We were at the bottom by about 16:30 but we were the last boat to make it through. It wasn’t that long a stretch and it had turned into a really fine and sunny afternoon but we have become used to taking our time, often taking deliberately short hops to avoid getting to places too early, so by the time we were moored up we felt that we had had quite a hard day and had definitely earned a pint in The Folly.

The word most often appearing in reviews or comments on The Folly Inn is ‘quirky’. The landlord is clearly ‘a character’ and the approach is, by and large, to prioritise casual conversation with all and sundry over speed of service to thirsty customers. The place is absolutely stuffed with objets that are definitely not d’art hanging from every beam and rafter, on every door and wall, in every room. The range is vast and eclectic. Everywhere you look your eye falls on something that can only be described as weird and bears no relation to any of the other things around it. It is a job to take it all in at first but you quickly come to realise that, while most of it is an overlay of disparate junk, there is a single thread running through and underneath it all – the moustache. The publican sports a bushy and heavily waxed version, the password for the wi-fi is ‘moustache’, the cruet is composed of two halves of a ceramic moustache joined by magnets and so it goes on, all around the rooms.

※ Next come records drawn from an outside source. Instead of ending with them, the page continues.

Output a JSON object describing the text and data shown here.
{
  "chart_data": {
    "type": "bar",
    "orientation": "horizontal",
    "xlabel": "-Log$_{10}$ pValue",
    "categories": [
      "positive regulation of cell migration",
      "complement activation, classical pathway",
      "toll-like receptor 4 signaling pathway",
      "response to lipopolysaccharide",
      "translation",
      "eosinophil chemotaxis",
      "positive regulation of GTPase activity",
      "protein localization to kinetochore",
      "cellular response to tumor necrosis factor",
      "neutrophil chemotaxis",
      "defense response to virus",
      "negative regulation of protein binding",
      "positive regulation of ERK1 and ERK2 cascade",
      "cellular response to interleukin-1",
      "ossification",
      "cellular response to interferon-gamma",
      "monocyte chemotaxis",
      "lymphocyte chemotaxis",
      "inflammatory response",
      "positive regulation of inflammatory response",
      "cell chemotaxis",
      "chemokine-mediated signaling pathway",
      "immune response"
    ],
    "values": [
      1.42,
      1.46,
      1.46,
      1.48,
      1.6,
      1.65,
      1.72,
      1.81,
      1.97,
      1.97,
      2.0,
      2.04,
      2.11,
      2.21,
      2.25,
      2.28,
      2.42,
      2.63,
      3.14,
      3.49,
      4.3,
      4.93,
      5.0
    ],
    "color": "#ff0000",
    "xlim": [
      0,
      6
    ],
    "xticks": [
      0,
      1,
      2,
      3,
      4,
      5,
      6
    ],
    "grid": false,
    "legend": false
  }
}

What The Folly also offered that evening, from the little pergola outside, was a magnificent view of the setting sun over open pastures behind the pub. With the air so mild and the sun on your face it still felt like summer. Once it was gone, however, it soon cooled down and we retreated back inside to face the jumble sale once more. Overwhelmed at first it took about ten minutes to get past all the bric-a-brac and acclimatise to the warm, cosy and friendly atmosphere of the place. Once you are prepared to take it on their terms it is very pleasant. The menu is straightforward pub food served in heaped portions and seeing the plates steaming past, we succumbed to the offer of 8 oz. fillet steak at a very reasonable price, less than twenty of your English pounds. It turned out to be an excellent choice, having been cooked absolutely to perfection – moist, pink and melting in the mouth.

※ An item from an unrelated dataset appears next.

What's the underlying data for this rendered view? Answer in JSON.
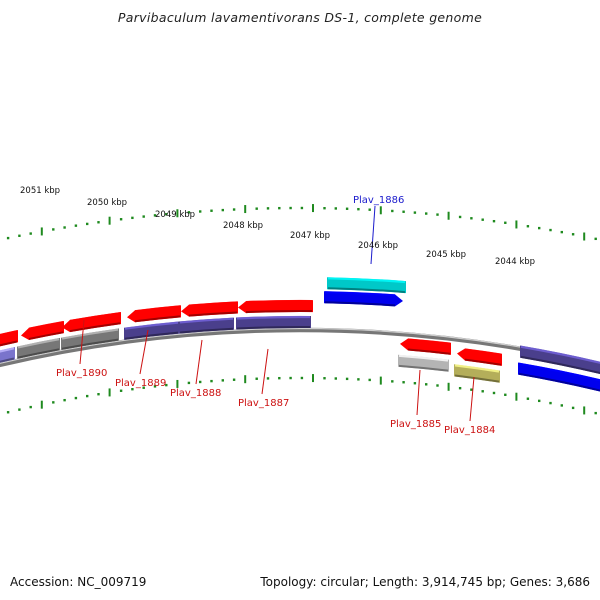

Leaving The Folly moorings the next morning, heading for Long Itchington, we had to cover a fairly short distance to the turn at Napton Junction. After that, while the mileage was low, we had two groups of locks to work through including the Stockton flight of ten in a row. Now we were back on the Grand Union we were dealing with locks sized to take two boats together but traffic was light and there was no-one ready to lock down with us. We didn’t get much help from boats coming up either and the volunteer lockkeeper at the top of the flight offered no real assistance, as well as being the surliest and least communicative of his ilk that we have ever met. We are not sure why he had volunteered but it certainly wasn’t due to a love of meeting new people. We could probably have got through faster than we did by opening both paddles each time but at twenty-two full turns to open every paddle and another twenty-two to close it, we preferred to just open one and wait patiently, enjoying the sunshine that had unexpectedly appeared about 11:00, heralding another lovely, warm afternoon of wall to wall sunshine.

Heading down Stockton Locks

Ten locks in a row sounds daunting when you are planning it but you soon get into a rhythm. Being close together you don’t have to keep stopping and letting someone off and then back on again so we were moored up for a late lunch on Thursday afternoon. In the meantime, on our way down from Napton, we had heard from our solicitor that we were being offered a completion date of 19th October on the house, two weeks earlier than they had indicated only the day before. Having checked that the timing would work for the carpet fitters and removal company we accepted and now just needed to get the formal notice to be able to start making all the arrangements required. Great news but a lot to do and a trip to Liverpool to see the new boat to fit in next Monday as well.